Not that Daley can or will undo policies that the business community doesn’t like. He will do Obama’s bidding – and that means defending health-care reform and the new financial regulations. But going forward, as the Obama administration seeks to promote economic growth and job creation, Daley will be a sympathetic ear to the corporate community.
The White House is eager to see the $2 trillion sitting in corporate treasuries invested in the US economy, and Daley could be instrumental in addressing businesses’ concerns.
“Few Americans can boast the breadth of experience that Bill brings to this job,” Obama said Thursday in introducing Daley. “He’s led major corporations; he possesses a deep understanding of how jobs are created.”
Before becoming a senior executive with JPMorgan Chase investment bank, Daley was president of SBC Communications (now AT&T) and vice chairman of Evercore Capital Partners. He also served as Commerce secretary under President Clinton.

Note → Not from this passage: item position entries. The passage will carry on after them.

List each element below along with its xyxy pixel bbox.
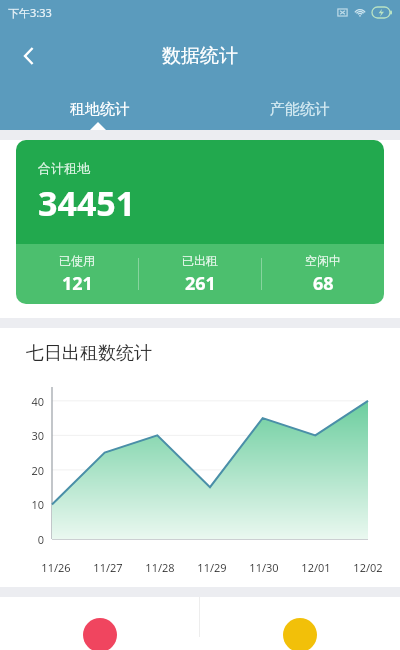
staticText: 下午3:33 — [8, 5, 52, 20]
staticText: 40 — [0, 394, 44, 409]
button[interactable]: 租地统计 — [0, 88, 200, 130]
button[interactable]: 合计租地 — [16, 140, 384, 304]
staticText: 11/27 — [82, 560, 134, 575]
staticText: 11/29 — [186, 560, 238, 575]
button[interactable]: 产能统计 — [200, 88, 400, 130]
staticText: 产能统计 — [270, 100, 330, 119]
staticText: 20 — [0, 463, 44, 478]
button[interactable]: 已出租 — [139, 253, 261, 296]
staticText: 已使用 — [59, 253, 95, 268]
staticText: 68 — [313, 271, 334, 296]
button[interactable] — [200, 597, 400, 637]
staticText: 34451 — [38, 180, 136, 226]
staticText: 七日出租数统计 — [26, 342, 152, 365]
staticText: 0 — [0, 532, 44, 547]
staticText: 261 — [185, 271, 216, 296]
staticText: 11/30 — [238, 560, 290, 575]
staticText: 租地统计 — [70, 100, 130, 119]
staticText: 空闲中 — [305, 253, 341, 268]
staticText: 30 — [0, 428, 44, 443]
staticText: 12/01 — [290, 560, 342, 575]
staticText: 已出租 — [182, 253, 218, 268]
button[interactable]: Back — [6, 33, 52, 79]
button[interactable]: 空闲中 — [262, 253, 384, 296]
staticText: 11/26 — [30, 560, 82, 575]
button[interactable]: 已使用 — [16, 253, 138, 296]
staticText: 11/28 — [134, 560, 186, 575]
button[interactable] — [0, 597, 199, 637]
staticText: 10 — [0, 497, 44, 512]
staticText: 121 — [62, 271, 93, 296]
staticText: 合计租地 — [38, 160, 90, 176]
staticText: 12/02 — [342, 560, 394, 575]
staticText: 数据统计 — [162, 44, 238, 68]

Obama’s push to double US exports by 2015 has also led to more focus on business promotion abroad. The president met with a delegation of US business leaders during his trip to India in the fall. He is pushing for congressional ratification of the US-South Korea free-trade agreement and is working on stalled trade pacts with Colombia and Panama.
On Thursday, the Obama administration made a proposal to end an effective ban on long-haul Mexican trucks from entering the United States. The ban, which Mexico claimed violated the North American Free Trade Agreement (NAFTA), led to $2.4 billion in punitive tariffs on US products imported to Mexico. Resolving the dispute would help US businesses.
Corporate bailouts, which started at the end of George W. Bush’s presidency, left populists on the left and right dismayed with Washington. It was the Obama administration’s mortgage bailout plan that sparked the tea party movement in early 2009.
Now, with Daley moving to the White House, the left is reacting with some chagrin. But a key figure in the labor movement, an important part of Obama’s base, is reacting cautiously.
On MSNBC Friday, when asked to elaborate, Mr. Trumka expressed hope that Daley would reach out to “diverse groups” – not just the business community. The message of the midterm elections, he said, was that “the American public doesn't think that the White House, the Senate, or the House, or the state governments were listening to working people.”
The bottom line for all concerned will be economic growth and job creation. If the numbers head in the right direction, neither business nor labor will have much complaint.